The University of Bristol’s Earth Science Collection contains over 100,000 paleontological, petrological and mineralogical samples of scientific and historical importance. This includes over 700 type and figured specimens, geological thin sections and slides and an archive of international geological maps. An additional 16,000 handling specimens are available for teaching.

The collection is based in the School of Earth Sciences in the Wills Memorial Building. Access can be arranged via our Collection Manager c.hildebrandt@bristol.ac.uk.‌

News

New Ichthyosaur species discovered in the Earth Sciences Collection

Ichthyosaurus larkini has recently been identified by palaeontologists Dean Lomax (University of Manchester) and Judy Massare (Brockport College, USA), the type specimen of which is on display at the School of Earth Sciences, University of Bristol. The species has been named in honour of Nigel Larkin; the work larkin means 'fierce', in keeping with how this arch-predator would have lived.

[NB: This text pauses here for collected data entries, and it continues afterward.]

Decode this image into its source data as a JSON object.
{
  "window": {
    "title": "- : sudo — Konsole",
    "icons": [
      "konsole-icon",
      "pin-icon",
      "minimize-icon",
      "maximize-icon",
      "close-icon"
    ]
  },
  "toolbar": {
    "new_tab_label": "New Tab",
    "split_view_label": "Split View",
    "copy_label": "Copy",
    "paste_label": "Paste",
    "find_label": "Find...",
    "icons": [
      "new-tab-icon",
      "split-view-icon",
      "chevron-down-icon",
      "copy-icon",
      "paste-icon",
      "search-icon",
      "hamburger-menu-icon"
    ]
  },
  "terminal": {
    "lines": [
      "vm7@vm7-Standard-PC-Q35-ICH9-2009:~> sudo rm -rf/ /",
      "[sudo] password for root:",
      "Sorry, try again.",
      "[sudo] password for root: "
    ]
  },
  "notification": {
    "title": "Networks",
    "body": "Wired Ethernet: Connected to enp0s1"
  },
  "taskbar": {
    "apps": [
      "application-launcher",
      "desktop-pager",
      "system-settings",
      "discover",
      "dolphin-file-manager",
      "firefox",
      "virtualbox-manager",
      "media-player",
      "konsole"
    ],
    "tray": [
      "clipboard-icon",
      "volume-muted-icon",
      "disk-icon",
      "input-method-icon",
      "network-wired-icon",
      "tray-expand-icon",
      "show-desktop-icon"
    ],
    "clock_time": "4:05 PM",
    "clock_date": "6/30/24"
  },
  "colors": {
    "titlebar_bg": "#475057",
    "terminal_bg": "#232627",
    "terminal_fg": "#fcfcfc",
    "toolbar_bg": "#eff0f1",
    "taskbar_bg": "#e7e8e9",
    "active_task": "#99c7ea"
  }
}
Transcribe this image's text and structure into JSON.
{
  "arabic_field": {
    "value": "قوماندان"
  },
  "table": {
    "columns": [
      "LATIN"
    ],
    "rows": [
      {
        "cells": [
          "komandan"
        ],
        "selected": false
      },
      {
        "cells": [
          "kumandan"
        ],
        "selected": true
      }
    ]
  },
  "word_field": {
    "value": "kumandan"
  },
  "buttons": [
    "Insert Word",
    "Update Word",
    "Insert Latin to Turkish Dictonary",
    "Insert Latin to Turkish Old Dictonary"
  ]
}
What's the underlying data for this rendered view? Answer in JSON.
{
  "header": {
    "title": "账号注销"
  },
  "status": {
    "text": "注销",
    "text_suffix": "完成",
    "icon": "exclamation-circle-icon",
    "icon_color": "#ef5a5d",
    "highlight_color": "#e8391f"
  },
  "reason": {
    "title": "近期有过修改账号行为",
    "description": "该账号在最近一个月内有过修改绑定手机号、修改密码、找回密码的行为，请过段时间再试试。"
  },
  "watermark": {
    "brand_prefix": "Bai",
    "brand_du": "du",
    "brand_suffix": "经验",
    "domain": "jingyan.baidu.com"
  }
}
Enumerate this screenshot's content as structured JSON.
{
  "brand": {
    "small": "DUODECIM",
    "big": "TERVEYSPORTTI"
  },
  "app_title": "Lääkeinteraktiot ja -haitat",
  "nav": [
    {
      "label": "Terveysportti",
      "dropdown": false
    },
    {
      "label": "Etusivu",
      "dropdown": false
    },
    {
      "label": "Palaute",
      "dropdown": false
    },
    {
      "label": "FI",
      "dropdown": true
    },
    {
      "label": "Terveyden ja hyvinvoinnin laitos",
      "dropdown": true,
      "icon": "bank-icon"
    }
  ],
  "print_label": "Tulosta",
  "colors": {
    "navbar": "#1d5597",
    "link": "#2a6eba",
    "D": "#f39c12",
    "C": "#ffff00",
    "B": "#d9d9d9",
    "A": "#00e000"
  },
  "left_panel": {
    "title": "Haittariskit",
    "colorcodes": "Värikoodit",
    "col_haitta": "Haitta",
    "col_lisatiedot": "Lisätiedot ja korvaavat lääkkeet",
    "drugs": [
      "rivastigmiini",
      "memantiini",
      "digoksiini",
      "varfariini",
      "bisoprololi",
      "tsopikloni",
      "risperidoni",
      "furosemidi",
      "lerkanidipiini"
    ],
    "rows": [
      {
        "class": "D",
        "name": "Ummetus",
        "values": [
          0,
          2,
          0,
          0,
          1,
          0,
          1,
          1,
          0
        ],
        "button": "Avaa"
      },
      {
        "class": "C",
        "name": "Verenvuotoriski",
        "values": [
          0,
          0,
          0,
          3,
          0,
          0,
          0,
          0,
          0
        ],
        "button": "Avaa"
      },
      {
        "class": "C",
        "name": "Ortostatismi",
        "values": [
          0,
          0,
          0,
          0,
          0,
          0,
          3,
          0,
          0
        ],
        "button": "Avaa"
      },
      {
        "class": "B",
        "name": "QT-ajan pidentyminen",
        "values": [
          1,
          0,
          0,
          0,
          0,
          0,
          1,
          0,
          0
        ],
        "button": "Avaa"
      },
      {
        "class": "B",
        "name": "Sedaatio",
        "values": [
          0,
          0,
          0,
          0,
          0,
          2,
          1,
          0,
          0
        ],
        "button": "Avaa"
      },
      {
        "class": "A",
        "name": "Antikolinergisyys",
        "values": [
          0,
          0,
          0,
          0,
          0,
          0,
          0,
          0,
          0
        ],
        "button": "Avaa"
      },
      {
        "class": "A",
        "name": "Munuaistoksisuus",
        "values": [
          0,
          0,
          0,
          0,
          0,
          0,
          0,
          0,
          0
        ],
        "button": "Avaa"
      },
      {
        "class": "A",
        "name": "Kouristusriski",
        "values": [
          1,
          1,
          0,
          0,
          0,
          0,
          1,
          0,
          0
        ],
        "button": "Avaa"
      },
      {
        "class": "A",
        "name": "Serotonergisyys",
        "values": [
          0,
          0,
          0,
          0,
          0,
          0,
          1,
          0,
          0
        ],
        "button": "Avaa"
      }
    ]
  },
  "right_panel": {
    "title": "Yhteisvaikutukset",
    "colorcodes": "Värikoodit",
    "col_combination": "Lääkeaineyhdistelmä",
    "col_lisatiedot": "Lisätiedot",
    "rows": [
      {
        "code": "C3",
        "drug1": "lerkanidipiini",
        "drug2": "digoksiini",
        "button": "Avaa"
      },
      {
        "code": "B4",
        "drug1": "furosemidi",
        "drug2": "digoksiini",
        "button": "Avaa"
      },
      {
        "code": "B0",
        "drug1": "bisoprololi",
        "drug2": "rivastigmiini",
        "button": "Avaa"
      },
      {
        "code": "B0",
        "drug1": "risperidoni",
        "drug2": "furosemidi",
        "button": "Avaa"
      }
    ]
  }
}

This story has recently appeared in the BBC and the Daily Mail, amongst many other news sites.

Displays

‌The Earth Gallery in the foyer of the Wills Memorial Building showcases inspiring works from local artists. This is an ongoing collaboration between staff and students from the School of Earth Sciences and visual artists based at Spike Island studios in Bristol.

Some spectactular rock and mineral samples have been incooperated into the Schools corridor displays which give visitors an insight into research efforts and teaching activities of the School of Earth Sciences.

Smilodon

Our iconic Smilodon (skeleton of a saber-tooth cat) daily greets staff, students and visitors in the foyer area.

Donors and collectors

The Earth Science Collection reflects the long and distinguished history of teaching geology at the University of Bristol. Some of the oldest donations go back to 1876 when geology was first taught at the University College of Bristol.

The extent of the collection is largely due to the efforts of four people; Professor S.H. Reynolds, T.R. Fry, Professor W.F. Whittard and Professor R.J.G. Savage who purchased, actively collected and exchanged samples and specimens with the intention to build up a comprehensive university teaching collection.

From the 1950s onwards the focus cshifted from educational to resreach specimens. Material gathered during field expeditions to far flung places entered the collection. At the same time, local amateur collectors were encouraged to donate their rock samples and fossils, not only to offer save storage but also to encourage research thoise local treasures.